The yield on the 10-year Treasury note declined Thursday as investors sifted through a batch of economic data and prepared for next week’s Federal Reserve meeting.
The yield on the 10-year Treasury was down 4 basis points to 4.244%. The 2-year Treasury yield rose about 2 basis points to 4.431%.
Yields and prices move in opposite directions. One basis point equals 0.01%.
Yields ticked up slightly after a Commerce Department report suggested that economic growth has been stronger than expected. The gross domestic product grew at a 2.8% annualized pace in the second quarter.
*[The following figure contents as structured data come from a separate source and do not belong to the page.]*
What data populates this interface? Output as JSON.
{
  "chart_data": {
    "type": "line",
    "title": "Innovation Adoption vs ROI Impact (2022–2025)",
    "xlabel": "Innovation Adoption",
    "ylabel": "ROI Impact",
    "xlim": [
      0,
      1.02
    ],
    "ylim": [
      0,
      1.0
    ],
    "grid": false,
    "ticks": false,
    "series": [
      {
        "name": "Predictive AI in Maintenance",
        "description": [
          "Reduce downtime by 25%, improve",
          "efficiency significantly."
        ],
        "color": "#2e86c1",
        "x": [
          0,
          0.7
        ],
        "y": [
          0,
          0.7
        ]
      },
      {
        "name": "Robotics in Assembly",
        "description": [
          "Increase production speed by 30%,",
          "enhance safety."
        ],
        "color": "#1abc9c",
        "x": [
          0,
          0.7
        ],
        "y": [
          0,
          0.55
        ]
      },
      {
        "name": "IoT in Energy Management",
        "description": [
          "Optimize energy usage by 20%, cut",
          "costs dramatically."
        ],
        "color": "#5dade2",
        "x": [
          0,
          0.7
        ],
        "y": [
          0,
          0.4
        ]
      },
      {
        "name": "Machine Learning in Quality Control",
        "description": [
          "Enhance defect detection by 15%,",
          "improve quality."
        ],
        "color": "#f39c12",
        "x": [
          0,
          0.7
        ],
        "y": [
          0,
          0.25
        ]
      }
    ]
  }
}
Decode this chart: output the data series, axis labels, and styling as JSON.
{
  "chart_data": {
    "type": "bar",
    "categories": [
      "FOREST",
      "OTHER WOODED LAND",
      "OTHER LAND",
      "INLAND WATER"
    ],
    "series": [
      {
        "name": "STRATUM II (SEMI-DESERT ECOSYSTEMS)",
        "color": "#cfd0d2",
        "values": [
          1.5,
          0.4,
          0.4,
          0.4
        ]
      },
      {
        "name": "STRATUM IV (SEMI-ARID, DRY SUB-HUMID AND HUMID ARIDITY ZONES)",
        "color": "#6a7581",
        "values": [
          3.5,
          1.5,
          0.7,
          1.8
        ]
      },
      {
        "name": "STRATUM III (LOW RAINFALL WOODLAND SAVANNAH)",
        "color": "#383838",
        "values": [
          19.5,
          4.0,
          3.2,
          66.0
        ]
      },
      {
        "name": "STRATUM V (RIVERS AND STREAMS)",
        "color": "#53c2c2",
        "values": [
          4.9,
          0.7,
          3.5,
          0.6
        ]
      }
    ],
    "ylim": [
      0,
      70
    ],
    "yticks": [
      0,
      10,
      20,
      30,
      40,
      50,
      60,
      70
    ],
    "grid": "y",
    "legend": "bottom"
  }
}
Economists surveyed by Dow Jones were expecting GDP to rise at an annualized growth rate of 2.4%.
Meanwhile, initial jobless claims for last week came in at 235,000, matching expectations.
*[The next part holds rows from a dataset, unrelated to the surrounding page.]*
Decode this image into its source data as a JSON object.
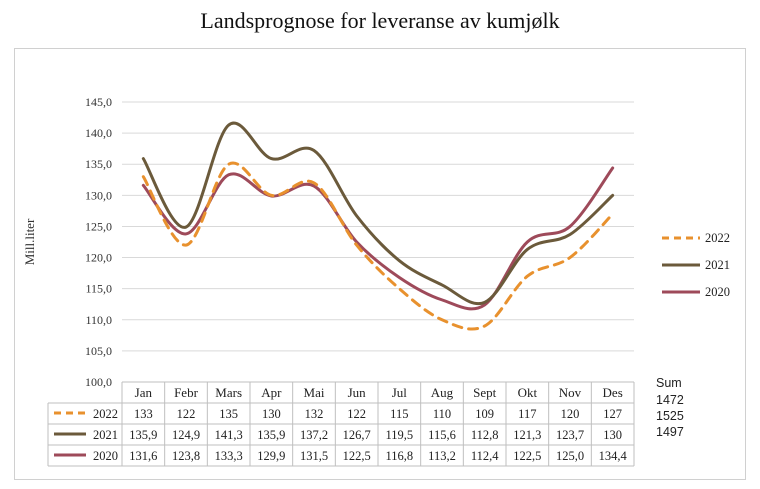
{
  "title": "Landsprognose for leveranse av kumjølk",
  "chart_data": {
    "type": "line",
    "title": "Landsprognose for leveranse av kumjølk",
    "ylabel": "Mill.liter",
    "xlabel": "",
    "ylim": [
      100,
      145
    ],
    "ytick_step": 5,
    "yticks": [
      "100,0",
      "105,0",
      "110,0",
      "115,0",
      "120,0",
      "125,0",
      "130,0",
      "135,0",
      "140,0",
      "145,0"
    ],
    "grid": true,
    "legend": "right",
    "categories": [
      "Jan",
      "Febr",
      "Mars",
      "Apr",
      "Mai",
      "Jun",
      "Jul",
      "Aug",
      "Sept",
      "Okt",
      "Nov",
      "Des"
    ],
    "series": [
      {
        "name": "2022",
        "color": "#E8912E",
        "dashed": true,
        "values": [
          133,
          122,
          135,
          130,
          132,
          122,
          115,
          110,
          109,
          117,
          120,
          127
        ],
        "labels": [
          "133",
          "122",
          "135",
          "130",
          "132",
          "122",
          "115",
          "110",
          "109",
          "117",
          "120",
          "127"
        ]
      },
      {
        "name": "2021",
        "color": "#6B5A3B",
        "dashed": false,
        "values": [
          135.9,
          124.9,
          141.3,
          135.9,
          137.2,
          126.7,
          119.5,
          115.6,
          112.8,
          121.3,
          123.7,
          130
        ],
        "labels": [
          "135,9",
          "124,9",
          "141,3",
          "135,9",
          "137,2",
          "126,7",
          "119,5",
          "115,6",
          "112,8",
          "121,3",
          "123,7",
          "130"
        ]
      },
      {
        "name": "2020",
        "color": "#9E4A5A",
        "dashed": false,
        "values": [
          131.6,
          123.8,
          133.3,
          129.9,
          131.5,
          122.5,
          116.8,
          113.2,
          112.4,
          122.5,
          125.0,
          134.4
        ],
        "labels": [
          "131,6",
          "123,8",
          "133,3",
          "129,9",
          "131,5",
          "122,5",
          "116,8",
          "113,2",
          "112,4",
          "122,5",
          "125,0",
          "134,4"
        ]
      }
    ],
    "sum": {
      "label": "Sum",
      "values": [
        "1472",
        "1525",
        "1497"
      ]
    }
  }
}
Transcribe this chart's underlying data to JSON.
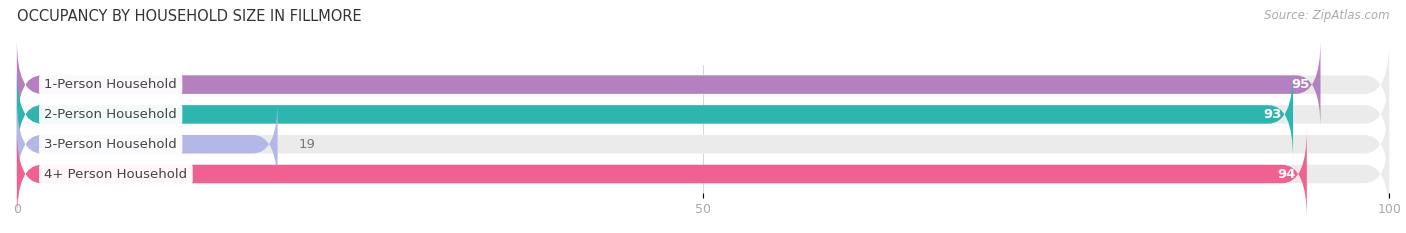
{
  "title": "OCCUPANCY BY HOUSEHOLD SIZE IN FILLMORE",
  "source": "Source: ZipAtlas.com",
  "categories": [
    "1-Person Household",
    "2-Person Household",
    "3-Person Household",
    "4+ Person Household"
  ],
  "values": [
    95,
    93,
    19,
    94
  ],
  "bar_colors": [
    "#b580bf",
    "#2db5b0",
    "#b3b8e8",
    "#f06090"
  ],
  "bar_bg_color": "#ebebeb",
  "xlim": [
    0,
    100
  ],
  "xticks": [
    0,
    50,
    100
  ],
  "title_fontsize": 10.5,
  "source_fontsize": 8.5,
  "label_fontsize": 9.5,
  "value_fontsize": 9.5,
  "background_color": "#ffffff",
  "bar_height": 0.62,
  "label_bg_color": "#ffffff"
}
This week has shown conflicting signs of which way the U.S. economy is headed.
Data released Wednesday from the manufacturing sector for July came in below expectations, with the U.S. PMI flash manufacturing output index falling to 49.5 as new orders, production and inventories fell. Economists had forecast the figure to come in at 51.5.
Readings below 50 indicate a contraction, while those above 50 reflect growth.
Friday will bring key inflation figures in the form of the personal consumption expenditures price index. This is the Fed’s preferred inflation measure and could therefore affect the central bank’s decision-making and guidance issued about monetary policy when it meets next week.
Markets are widely expecting interest rates to remain unchanged then, but are hoping to gain hints about what the path ahead for rates could look like, including when cuts may begin and how many there could be this year.